20.12.2017 / Articles / Politique des institutions et droit / Tribunal fédéral, l'église

À propos... des cloches de l'église

Pendant cette période de l'Avent, le Tribunal fédéral a rendu un jugement important. Il a rejeté la demande d'un couple de Wädenswil qui souhaitait qu'on interrompe la nuit le carillon de l'église protestante qui sonne tous les quarts d'heure.

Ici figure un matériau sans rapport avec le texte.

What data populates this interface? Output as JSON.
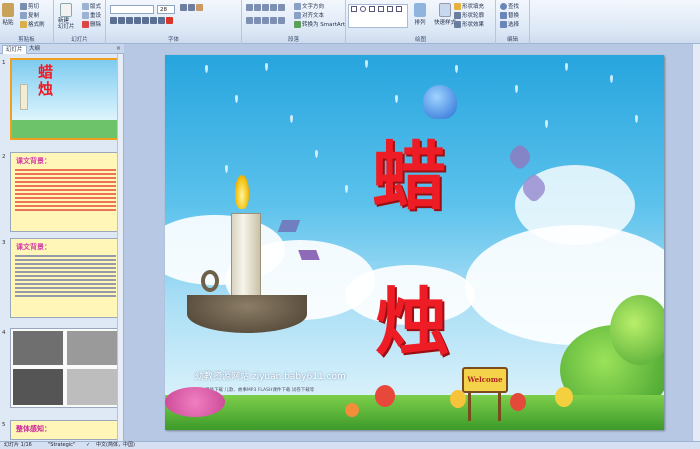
{
  "ribbon": {
    "clipboard": {
      "paste": "粘贴",
      "cut": "剪切",
      "copy": "复制",
      "format_painter": "格式刷",
      "label": "剪贴板"
    },
    "slides": {
      "new_slide": "新建\n幻灯片",
      "layout": "版式",
      "reset": "重设",
      "delete": "删除",
      "label": "幻灯片"
    },
    "font": {
      "size": "28",
      "label": "字体"
    },
    "paragraph": {
      "text_direction": "文字方向",
      "align_text": "对齐文本",
      "smartart": "转换为 SmartArt",
      "label": "段落"
    },
    "drawing": {
      "arrange": "排列",
      "quick_styles": "快速样式",
      "shape_fill": "形状填充",
      "shape_outline": "形状轮廓",
      "shape_effects": "形状效果",
      "label": "绘图"
    },
    "editing": {
      "find": "查找",
      "replace": "替换",
      "select": "选择",
      "label": "编辑"
    }
  },
  "panel": {
    "tabs": [
      "幻灯片",
      "大纲"
    ],
    "close": "×",
    "slides": [
      {
        "number": "1",
        "title": "蜡烛"
      },
      {
        "number": "2",
        "title": "课文背景："
      },
      {
        "number": "3",
        "title": "课文背景："
      },
      {
        "number": "4"
      },
      {
        "number": "5",
        "title": "整体感知："
      }
    ]
  },
  "slide": {
    "title_char_1": "蜡",
    "title_char_2": "烛",
    "welcome_sign": "Welcome",
    "watermark": "幼教资源网站  ziyuan.baby611.com",
    "watermark_sub": "课件下载    儿歌、故事MP3    FLASH课件下载    试卷下载等"
  },
  "status": {
    "slide_info": "幻灯片 1/16",
    "theme": "\"Strategic\"",
    "language": "中文(简体，中国)"
  },
  "colors": {
    "title_red": "#ee1c25",
    "sky_blue": "#27a5de",
    "selected_thumb_border": "#f0a020"
  }
}
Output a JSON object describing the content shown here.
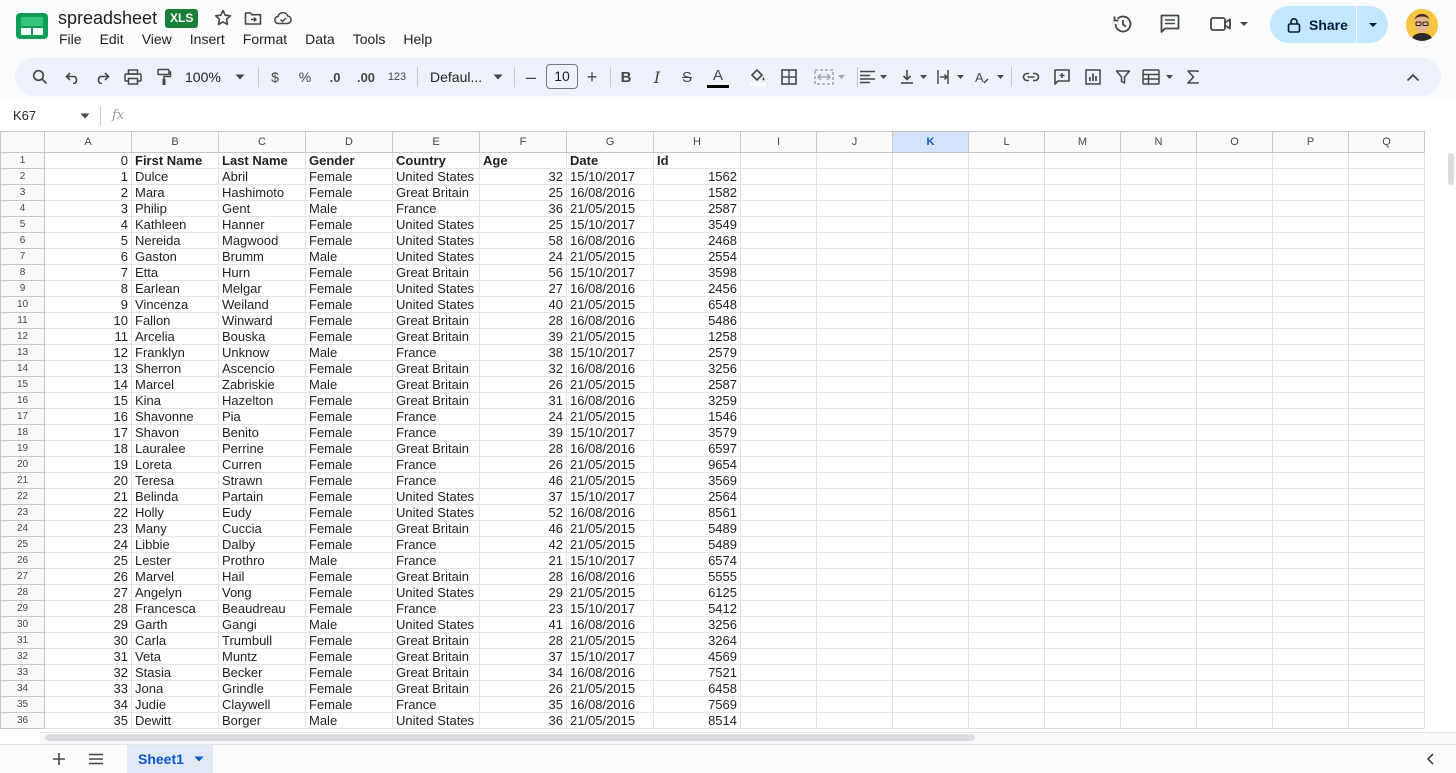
{
  "window": {
    "doc_title": "spreadsheet",
    "file_badge": "XLS"
  },
  "menu": [
    "File",
    "Edit",
    "View",
    "Insert",
    "Format",
    "Data",
    "Tools",
    "Help"
  ],
  "share": {
    "label": "Share"
  },
  "toolbar": {
    "zoom": "100%",
    "currency": "$",
    "percent": "%",
    "decrease_decimal": ".0",
    "increase_decimal": ".00",
    "number_format": "123",
    "font": "Defaul...",
    "font_size": "10",
    "minus": "–",
    "plus": "+",
    "bold": "B",
    "italic": "I",
    "strike": "S",
    "text_color": "A"
  },
  "formula_bar": {
    "name_box": "K67",
    "fx": "fx",
    "formula": ""
  },
  "grid": {
    "columns": [
      "A",
      "B",
      "C",
      "D",
      "E",
      "F",
      "G",
      "H",
      "I",
      "J",
      "K",
      "L",
      "M",
      "N",
      "O",
      "P",
      "Q"
    ],
    "selected_column": "K",
    "rows": [
      [
        "0",
        "First Name",
        "Last Name",
        "Gender",
        "Country",
        "Age",
        "Date",
        "Id"
      ],
      [
        "1",
        "Dulce",
        "Abril",
        "Female",
        "United States",
        "32",
        "15/10/2017",
        "1562"
      ],
      [
        "2",
        "Mara",
        "Hashimoto",
        "Female",
        "Great Britain",
        "25",
        "16/08/2016",
        "1582"
      ],
      [
        "3",
        "Philip",
        "Gent",
        "Male",
        "France",
        "36",
        "21/05/2015",
        "2587"
      ],
      [
        "4",
        "Kathleen",
        "Hanner",
        "Female",
        "United States",
        "25",
        "15/10/2017",
        "3549"
      ],
      [
        "5",
        "Nereida",
        "Magwood",
        "Female",
        "United States",
        "58",
        "16/08/2016",
        "2468"
      ],
      [
        "6",
        "Gaston",
        "Brumm",
        "Male",
        "United States",
        "24",
        "21/05/2015",
        "2554"
      ],
      [
        "7",
        "Etta",
        "Hurn",
        "Female",
        "Great Britain",
        "56",
        "15/10/2017",
        "3598"
      ],
      [
        "8",
        "Earlean",
        "Melgar",
        "Female",
        "United States",
        "27",
        "16/08/2016",
        "2456"
      ],
      [
        "9",
        "Vincenza",
        "Weiland",
        "Female",
        "United States",
        "40",
        "21/05/2015",
        "6548"
      ],
      [
        "10",
        "Fallon",
        "Winward",
        "Female",
        "Great Britain",
        "28",
        "16/08/2016",
        "5486"
      ],
      [
        "11",
        "Arcelia",
        "Bouska",
        "Female",
        "Great Britain",
        "39",
        "21/05/2015",
        "1258"
      ],
      [
        "12",
        "Franklyn",
        "Unknow",
        "Male",
        "France",
        "38",
        "15/10/2017",
        "2579"
      ],
      [
        "13",
        "Sherron",
        "Ascencio",
        "Female",
        "Great Britain",
        "32",
        "16/08/2016",
        "3256"
      ],
      [
        "14",
        "Marcel",
        "Zabriskie",
        "Male",
        "Great Britain",
        "26",
        "21/05/2015",
        "2587"
      ],
      [
        "15",
        "Kina",
        "Hazelton",
        "Female",
        "Great Britain",
        "31",
        "16/08/2016",
        "3259"
      ],
      [
        "16",
        "Shavonne",
        "Pia",
        "Female",
        "France",
        "24",
        "21/05/2015",
        "1546"
      ],
      [
        "17",
        "Shavon",
        "Benito",
        "Female",
        "France",
        "39",
        "15/10/2017",
        "3579"
      ],
      [
        "18",
        "Lauralee",
        "Perrine",
        "Female",
        "Great Britain",
        "28",
        "16/08/2016",
        "6597"
      ],
      [
        "19",
        "Loreta",
        "Curren",
        "Female",
        "France",
        "26",
        "21/05/2015",
        "9654"
      ],
      [
        "20",
        "Teresa",
        "Strawn",
        "Female",
        "France",
        "46",
        "21/05/2015",
        "3569"
      ],
      [
        "21",
        "Belinda",
        "Partain",
        "Female",
        "United States",
        "37",
        "15/10/2017",
        "2564"
      ],
      [
        "22",
        "Holly",
        "Eudy",
        "Female",
        "United States",
        "52",
        "16/08/2016",
        "8561"
      ],
      [
        "23",
        "Many",
        "Cuccia",
        "Female",
        "Great Britain",
        "46",
        "21/05/2015",
        "5489"
      ],
      [
        "24",
        "Libbie",
        "Dalby",
        "Female",
        "France",
        "42",
        "21/05/2015",
        "5489"
      ],
      [
        "25",
        "Lester",
        "Prothro",
        "Male",
        "France",
        "21",
        "15/10/2017",
        "6574"
      ],
      [
        "26",
        "Marvel",
        "Hail",
        "Female",
        "Great Britain",
        "28",
        "16/08/2016",
        "5555"
      ],
      [
        "27",
        "Angelyn",
        "Vong",
        "Female",
        "United States",
        "29",
        "21/05/2015",
        "6125"
      ],
      [
        "28",
        "Francesca",
        "Beaudreau",
        "Female",
        "France",
        "23",
        "15/10/2017",
        "5412"
      ],
      [
        "29",
        "Garth",
        "Gangi",
        "Male",
        "United States",
        "41",
        "16/08/2016",
        "3256"
      ],
      [
        "30",
        "Carla",
        "Trumbull",
        "Female",
        "Great Britain",
        "28",
        "21/05/2015",
        "3264"
      ],
      [
        "31",
        "Veta",
        "Muntz",
        "Female",
        "Great Britain",
        "37",
        "15/10/2017",
        "4569"
      ],
      [
        "32",
        "Stasia",
        "Becker",
        "Female",
        "Great Britain",
        "34",
        "16/08/2016",
        "7521"
      ],
      [
        "33",
        "Jona",
        "Grindle",
        "Female",
        "Great Britain",
        "26",
        "21/05/2015",
        "6458"
      ],
      [
        "34",
        "Judie",
        "Claywell",
        "Female",
        "France",
        "35",
        "16/08/2016",
        "7569"
      ],
      [
        "35",
        "Dewitt",
        "Borger",
        "Male",
        "United States",
        "36",
        "21/05/2015",
        "8514"
      ]
    ]
  },
  "sheets": [
    {
      "name": "Sheet1",
      "active": true
    }
  ],
  "colors": {
    "accent": "#0b57d0",
    "share_bg": "#c2e7ff",
    "badge_green": "#188038",
    "toolbar_bg": "#edf2fa",
    "selected_header": "#d3e3fd"
  }
}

Le Tribunal fédéral indique dans son communiqué de presse qu'il devait trancher entre le besoin de repos et l'intérêt que représente le son des cloches. Les juges ont émis des doutes sur l'appréciation des instances judiciaires précédentes selon laquelle « en abandonnant le carillon nocturne tous les quarts d'heure, les interruptions de sommeil causées par le son des cloches seraient ramenées de 2 à 1,5 par nuit (avec des fenêtres basculées) ». Et on précisait qu'à Wädenswil le son des cloches était bien ancré.

Le point de vue théologique qui est le mien en tant que laïc me porte à penser que le son des cloches ne constitue pas un postulat majeur de la chrétienté. Aussi peu qu'un clocher, d'ailleurs. Le son des cloches remplissait néanmoins une fonction importante dans le quotidien à l'époque où il était peu fréquent de posséder une montre. En ce sens, il n'est pas « nécessaire » aujourd'hui d'équiper les clochers d'une horloge et de cloches. Cependant, chaque culture a ses gestes, ses objets et ses rituels qui ne sont pas « nécessaires » mais qui ont un sens. Ce n'est pas systématique mais on appelle certains de ces rituels des « traditions ».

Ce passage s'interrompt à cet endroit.